Food recalls are on the rise as consumer protection regulations become more stringent, and they can be costly events. There can be significant expenses associated with removing impacted products from stores; reimbursing wholesalers, distributors and retailers; advertising the launch of a recall; collecting recalled products; issuing refunds and product replacements to consumers; defending and paying claims by those allegedly injured; and, collecting and disposing of recalled product. Food recalls also disrupt business operations, and are damaging to companies’ reputations.
Several large-scale food recall events have recently made headlines. General Mills is now voluntarily recalling approximately 1.8 million boxes of original and Honey Nut Cheerios after discovering wheat flour was introduced into its gluten-free oat system at a California production facility. General Mills has asked consumers to return for refund or replacement potentially impacted boxes of cereal. It removed all unsold boxes of the impacted cereal from store shelves. General Mills also has implemented protocol changes at its production facilities to avoid future issues.
Not all recalls are voluntary, as was the case with General Mills. The Food and Drug Administration (“FDA”) has authority to order mandatory food recall events as part of the Food Safety and Modernization Act of 2011 (“FSMA”). Indeed, the FDA recently issued its “Draft Guidance for Industry: Questions and Answers Regarding Mandatory Food Recalls,” explaining its view of its increased authority in the food recall arena.
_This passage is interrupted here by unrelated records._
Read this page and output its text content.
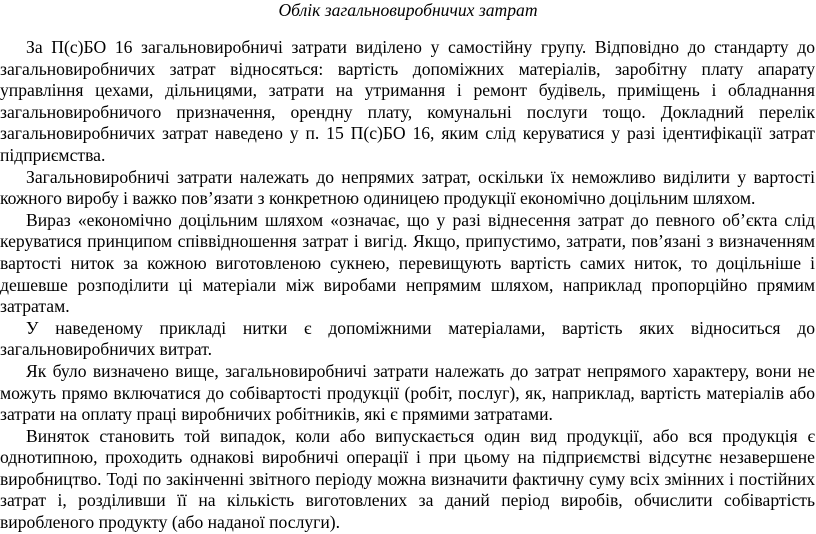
Облік загальновиробничих затрат

За П(с)БО 16 загальновиробничі затрати виділено у самостійну групу. Відповідно до стандарту до загальновиробничих затрат відносяться: вартість допоміжних матеріалів, заробітну плату апарату управління цехами, дільницями, затрати на утримання і ремонт будівель, приміщень і обладнання загальновиробничого призначення, орендну плату, комунальні послуги тощо. Докладний перелік загальновиробничих затрат наведено у п. 15 П(с)БО 16, яким слід керуватися у разі ідентифікації затрат підприємства.

Загальновиробничі затрати належать до непрямих затрат, оскільки їх неможливо виділити у вартості кожного виробу і важко пов’язати з конкретною одиницею продукції економічно доцільним шляхом.

Вираз «економічно доцільним шляхом «означає, що у разі віднесення затрат до певного об’єкта слід керуватися принципом співвідношення затрат і вигід. Якщо, припустимо, затрати, пов’язані з визначенням вартості ниток за кожною виготовленою сукнею, перевищують вартість самих ниток, то доцільніше і дешевше розподілити ці матеріали між виробами непрямим шляхом, наприклад пропорційно прямим затратам.

У наведеному прикладі нитки є допоміжними матеріалами, вартість яких відноситься до загальновиробничих витрат.

Як було визначено вище, загальновиробничі затрати належать до затрат непрямого характеру, вони не можуть прямо включатися до собівартості продукції (робіт, послуг), як, наприклад, вартість матеріалів або затрати на оплату праці виробничих робітників, які є прямими затратами.

Виняток становить той випадок, коли або випускається один вид продукції, або вся продукція є однотипною, проходить однакові виробничі операції і при цьому на підприємстві відсутнє незавершене виробництво. Тоді по закінченні звітного періоду можна визначити фактичну суму всіх змінних і постійних затрат і, розділивши її на кількість виготовлених за даний період виробів, обчислити собівартість виробленого продукту (або наданої послуги).
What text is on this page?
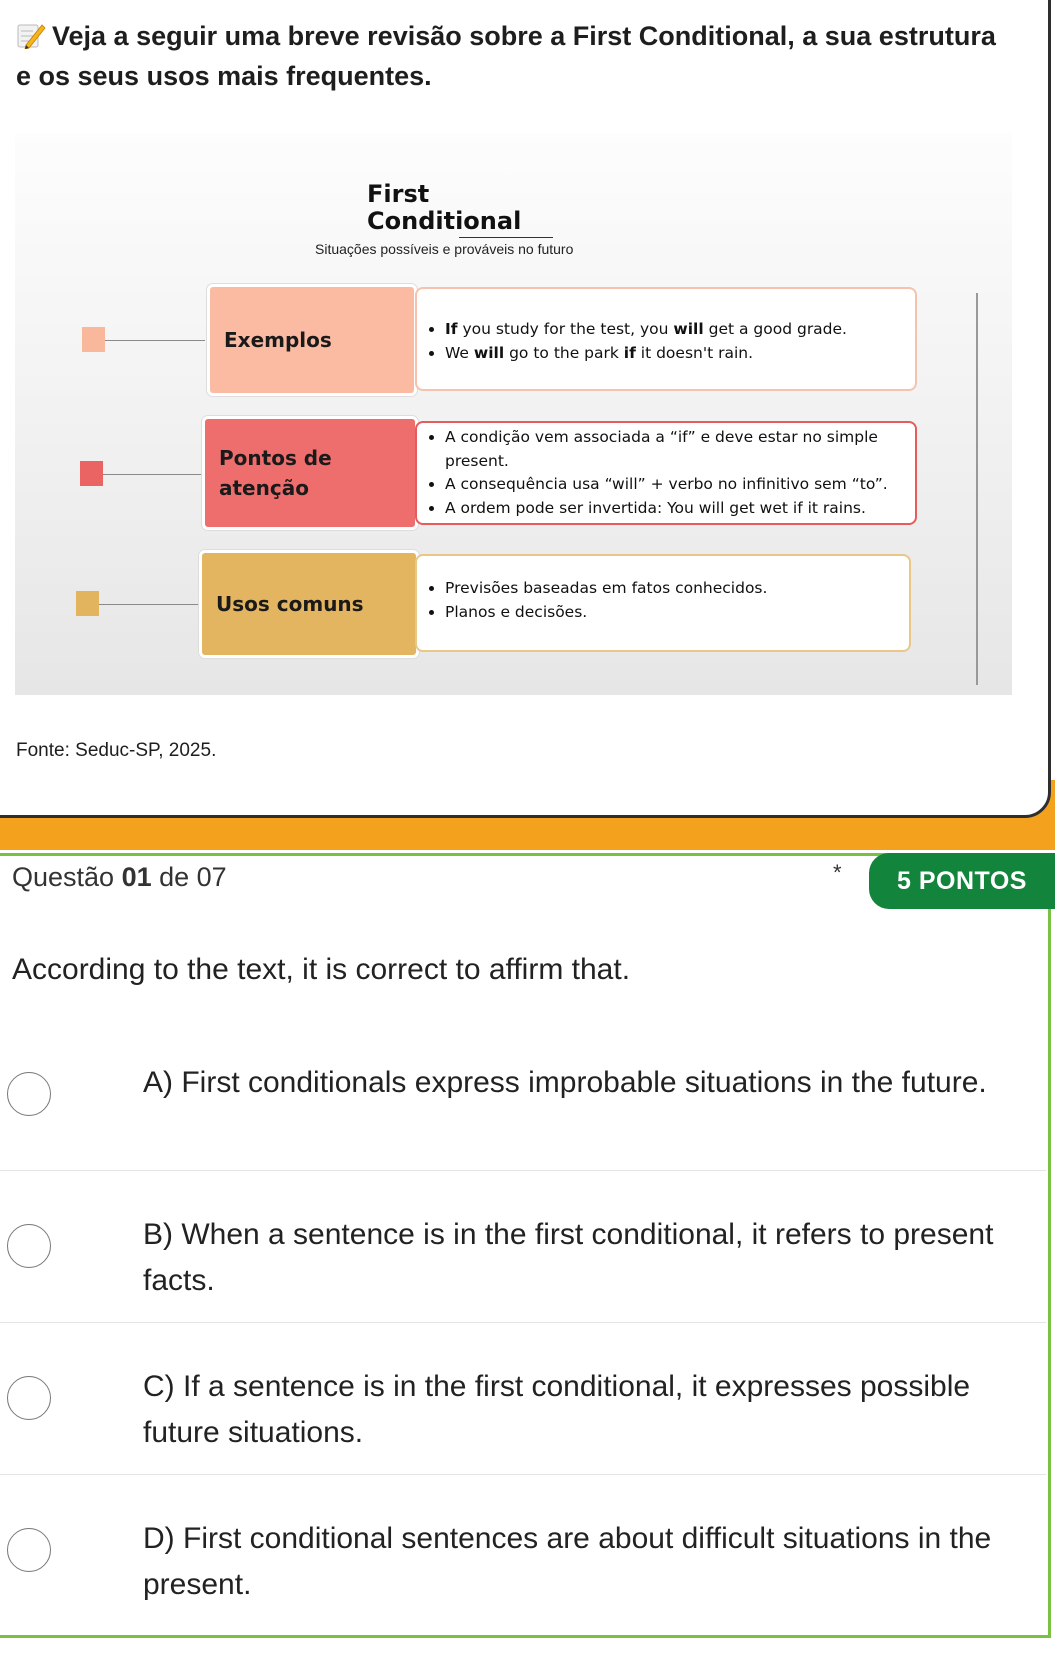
Veja a seguir uma breve revisão sobre a First Conditional, a sua estrutura e os seus usos mais frequentes.
First
Conditional
Situações possíveis e prováveis no futuro
Exemplos
•	If you study for the test, you will get a good grade.
• We will go to the park if it doesn't rain.
Pontos de
atenção
• A condição vem associada a “if” e deve estar no simple present.
• A consequência usa “will” + verbo no infinitivo sem “to”.
• A ordem pode ser invertida: You will get wet if it rains.
Usos comuns
• Previsões baseadas em fatos conhecidos.
• Planos e decisões.
Fonte: Seduc-SP, 2025.
Questão 01 de 07	*	5 PONTOS
According to the text, it is correct to affirm that.
A) First conditionals express improbable situations in the future.
B) When a sentence is in the first conditional, it refers to present facts.
C) If a sentence is in the first conditional, it expresses possible future situations.
D) First conditional sentences are about difficult situations in the present.
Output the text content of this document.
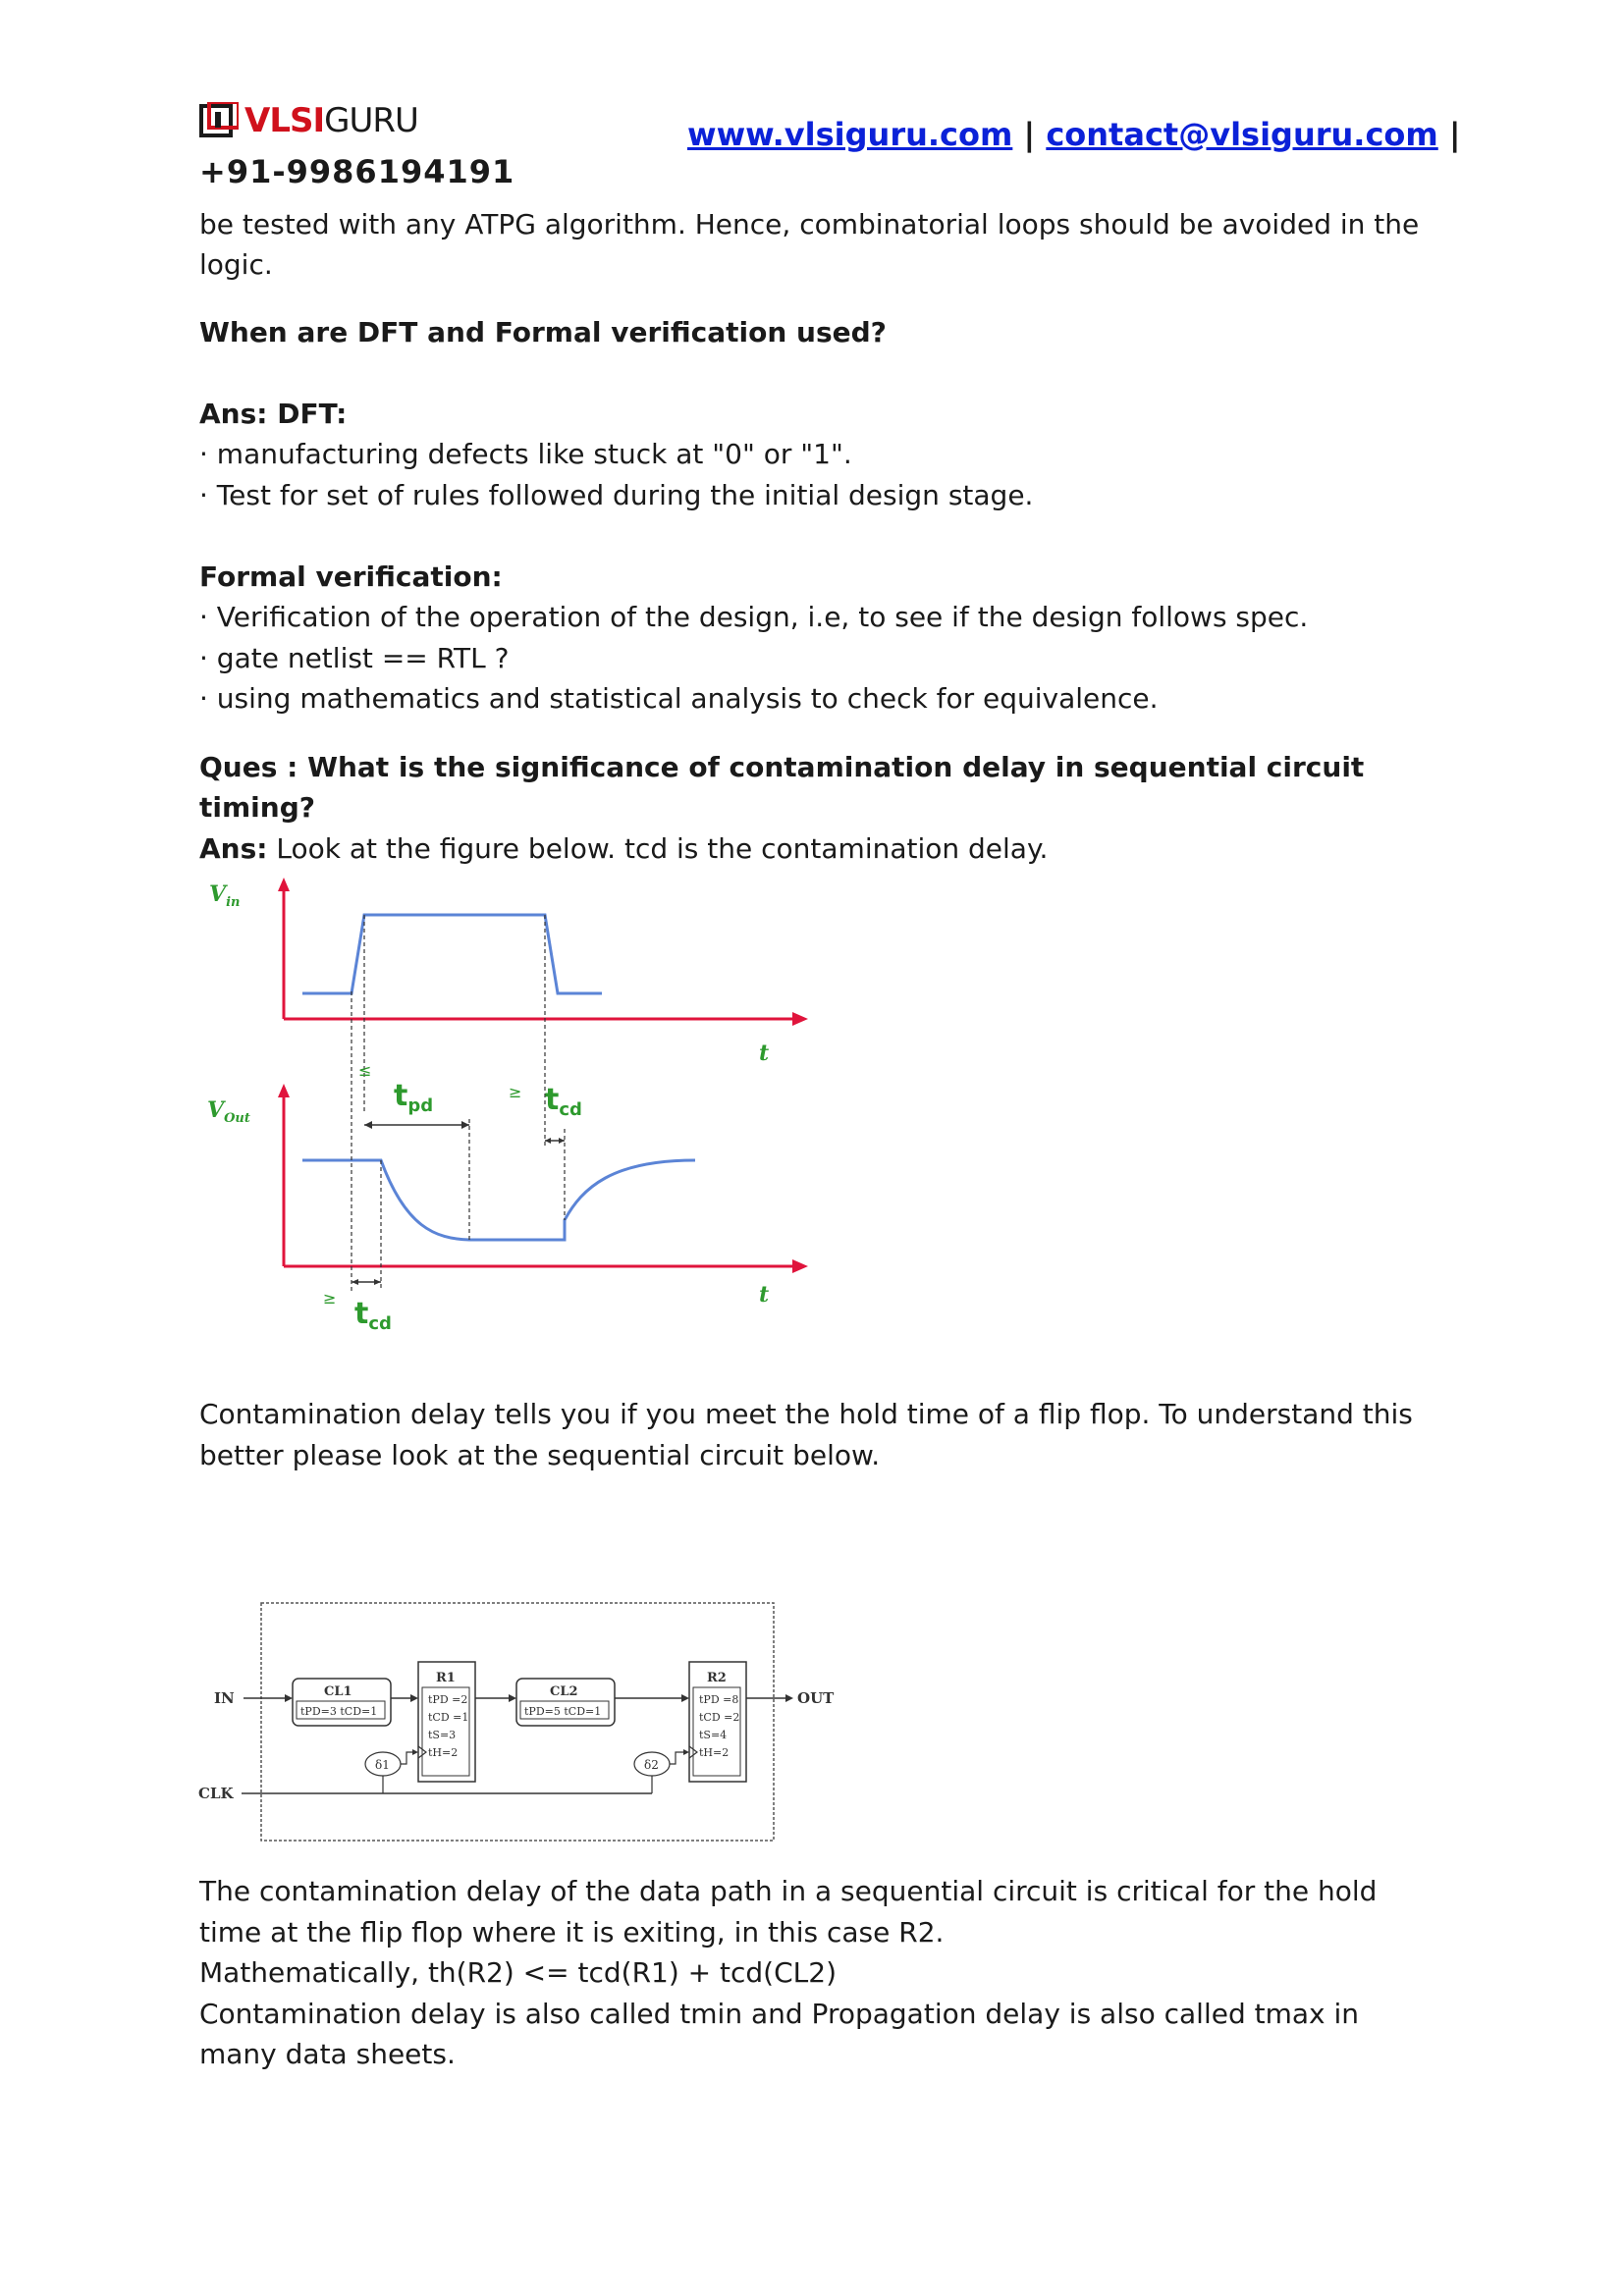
VLSIGURU	www.vlsiguru.com | contact@vlsiguru.com |
+91-9986194191
be tested with any ATPG algorithm. Hence, combinatorial loops should be avoided in the
logic.
When are DFT and Formal verification used?
Ans: DFT:
· manufacturing defects like stuck at "0" or "1".
· Test for set of rules followed during the initial design stage.
Formal verification:
· Verification of the operation of the design, i.e, to see if the design follows spec.
· gate netlist == RTL ?
· using mathematics and statistical analysis to check for equivalence.
Ques : What is the significance of contamination delay in sequential circuit
timing?
Ans: Look at the figure below. tcd is the contamination delay.
$V_{in}$
t
$V_{Out}$
t
≤
$t_{pd}$
≥ $t_{cd}$
≥ $t_{cd}$
Contamination delay tells you if you meet the hold time of a flip flop. To understand this
better please look at the sequential circuit below.
IN	CL1
tPD=3 tCD=1
R1
tPD =2
tCD =1
tS=3
tH=2
CL2
tPD=5 tCD=1
R2
tPD =8
tCD =2
tS=4
tH=2
OUT
CLK
δ1	δ2
The contamination delay of the data path in a sequential circuit is critical for the hold
time at the flip flop where it is exiting, in this case R2.
Mathematically, th(R2) <= tcd(R1) + tcd(CL2)
Contamination delay is also called tmin and Propagation delay is also called tmax in
many data sheets.
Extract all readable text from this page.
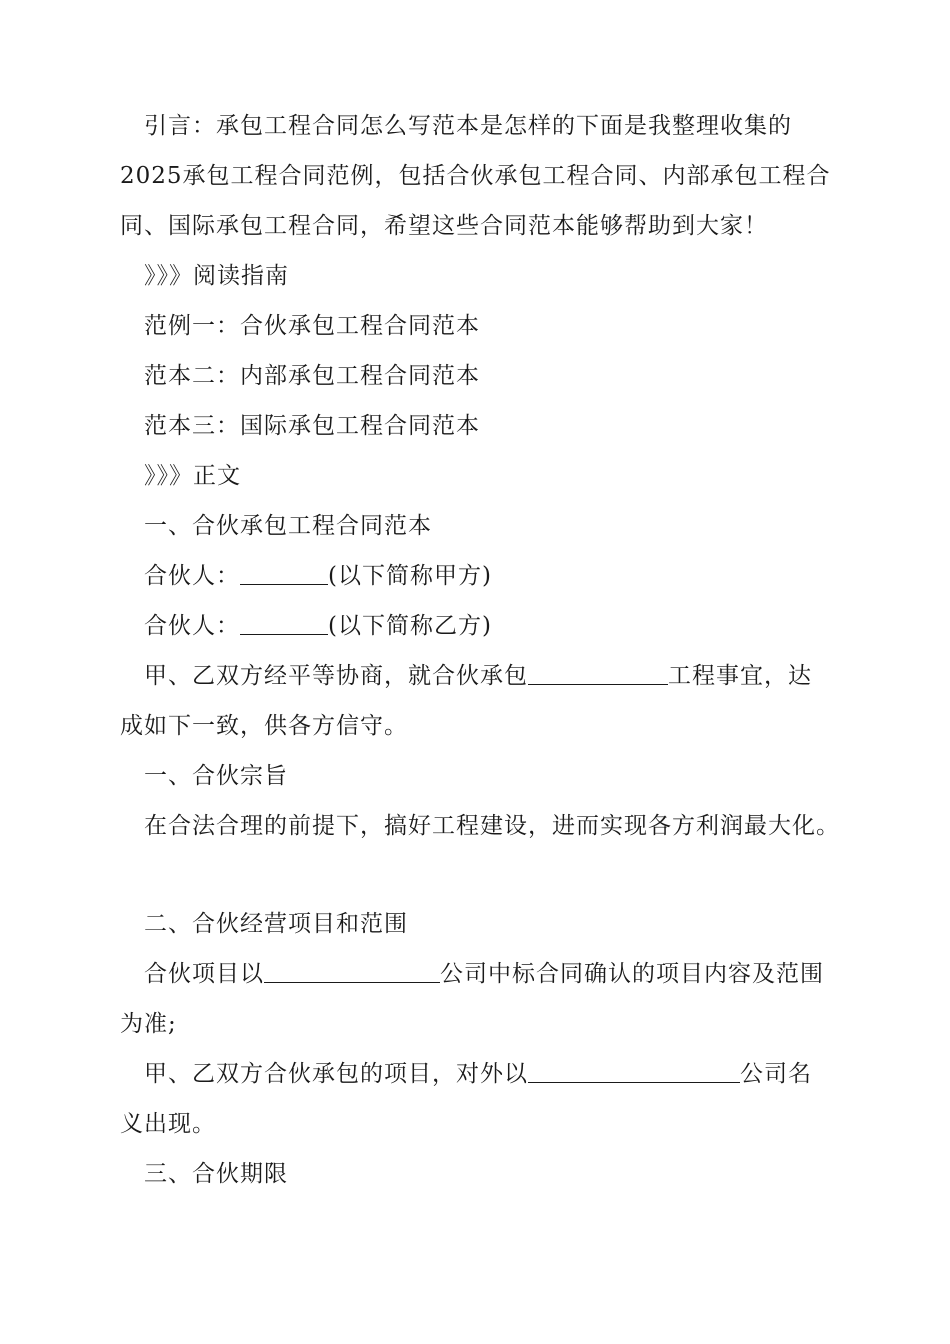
引言：承包工程合同怎么写范本是怎样的下面是我整理收集的
2025承包工程合同范例，包括合伙承包工程合同、内部承包工程合
同、国际承包工程合同，希望这些合同范本能够帮助到大家！
》》》阅读指南
范例一：合伙承包工程合同范本
范本二：内部承包工程合同范本
范本三：国际承包工程合同范本
》》》正文
一、合伙承包工程合同范本
合伙人：	(以下简称甲方)
合伙人：	(以下简称乙方)
甲、乙双方经平等协商，就合伙承包	工程事宜，达
成如下一致，供各方信守。
一、合伙宗旨
在合法合理的前提下，搞好工程建设，进而实现各方利润最大化。
二、合伙经营项目和范围
合伙项目以	公司中标合同确认的项目内容及范围
为准;
甲、乙双方合伙承包的项目，对外以	公司名
义出现。
三、合伙期限
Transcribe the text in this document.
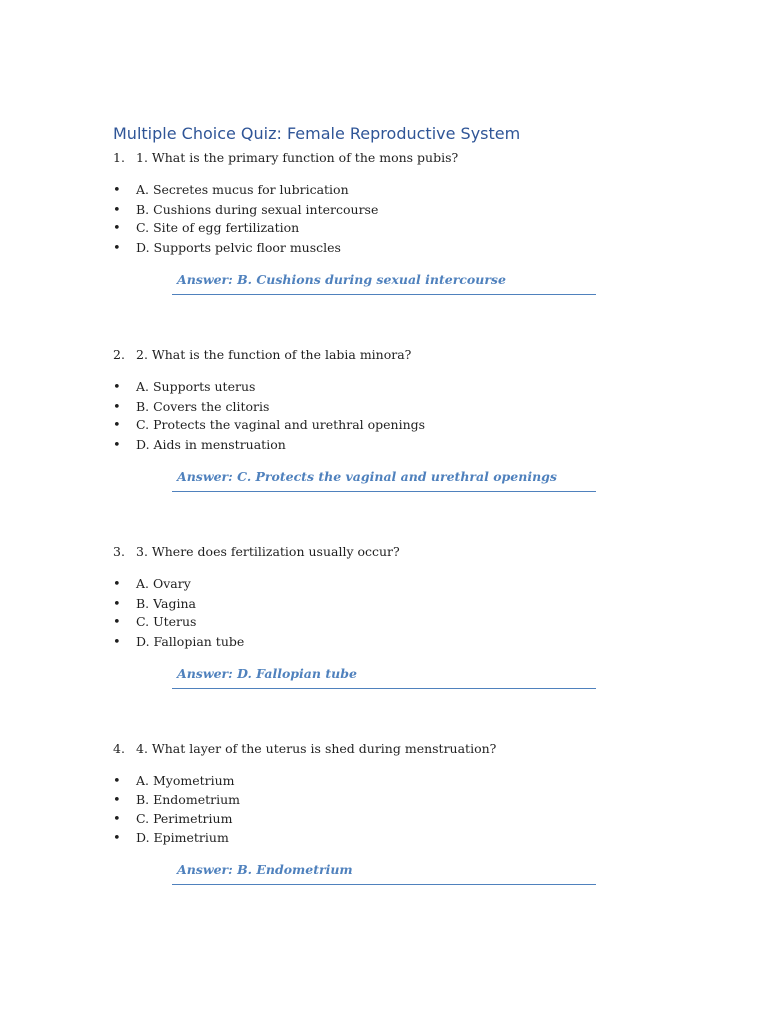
Multiple Choice Quiz: Female Reproductive System
1. 1. What is the primary function of the mons pubis?
• A. Secretes mucus for lubrication
• B. Cushions during sexual intercourse
• C. Site of egg fertilization
• D. Supports pelvic floor muscles
Answer: B. Cushions during sexual intercourse
2. 2. What is the function of the labia minora?
• A. Supports uterus
• B. Covers the clitoris
• C. Protects the vaginal and urethral openings
• D. Aids in menstruation
Answer: C. Protects the vaginal and urethral openings
3. 3. Where does fertilization usually occur?
• A. Ovary
• B. Vagina
• C. Uterus
• D. Fallopian tube
Answer: D. Fallopian tube
4. 4. What layer of the uterus is shed during menstruation?
• A. Myometrium
• B. Endometrium
• C. Perimetrium
• D. Epimetrium
Answer: B. Endometrium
According to the FDA, it may order a company to recall food products if it determines that there is a reasonable probability that a food product is adulterated or misbranded, and that the use of or exposure to the product will cause serious adverse health consequences or death to humans or animals.
Despite the likelihood of, and substantial costs involved in, a product recall, many companies do not have adequate insurance for such events. A company may believe a recall event is unlikely. It may hope to rely on its commercial general liability policies or its property insurance policies if involved in a recall, unaware of the potential exclusions on which insurers may rely following a recall event. Those companies buying product recall coverage for consumable products may not appreciate the scope of available insurance, and how it may be maximized to respond to a recall event. Companies also may be unaware of limitations and potential gaps in coverage for their lost profits, business interruption, recall expenses, investigative costs, and rehabilitation expenses, all of which can be addressed at the time of renewal.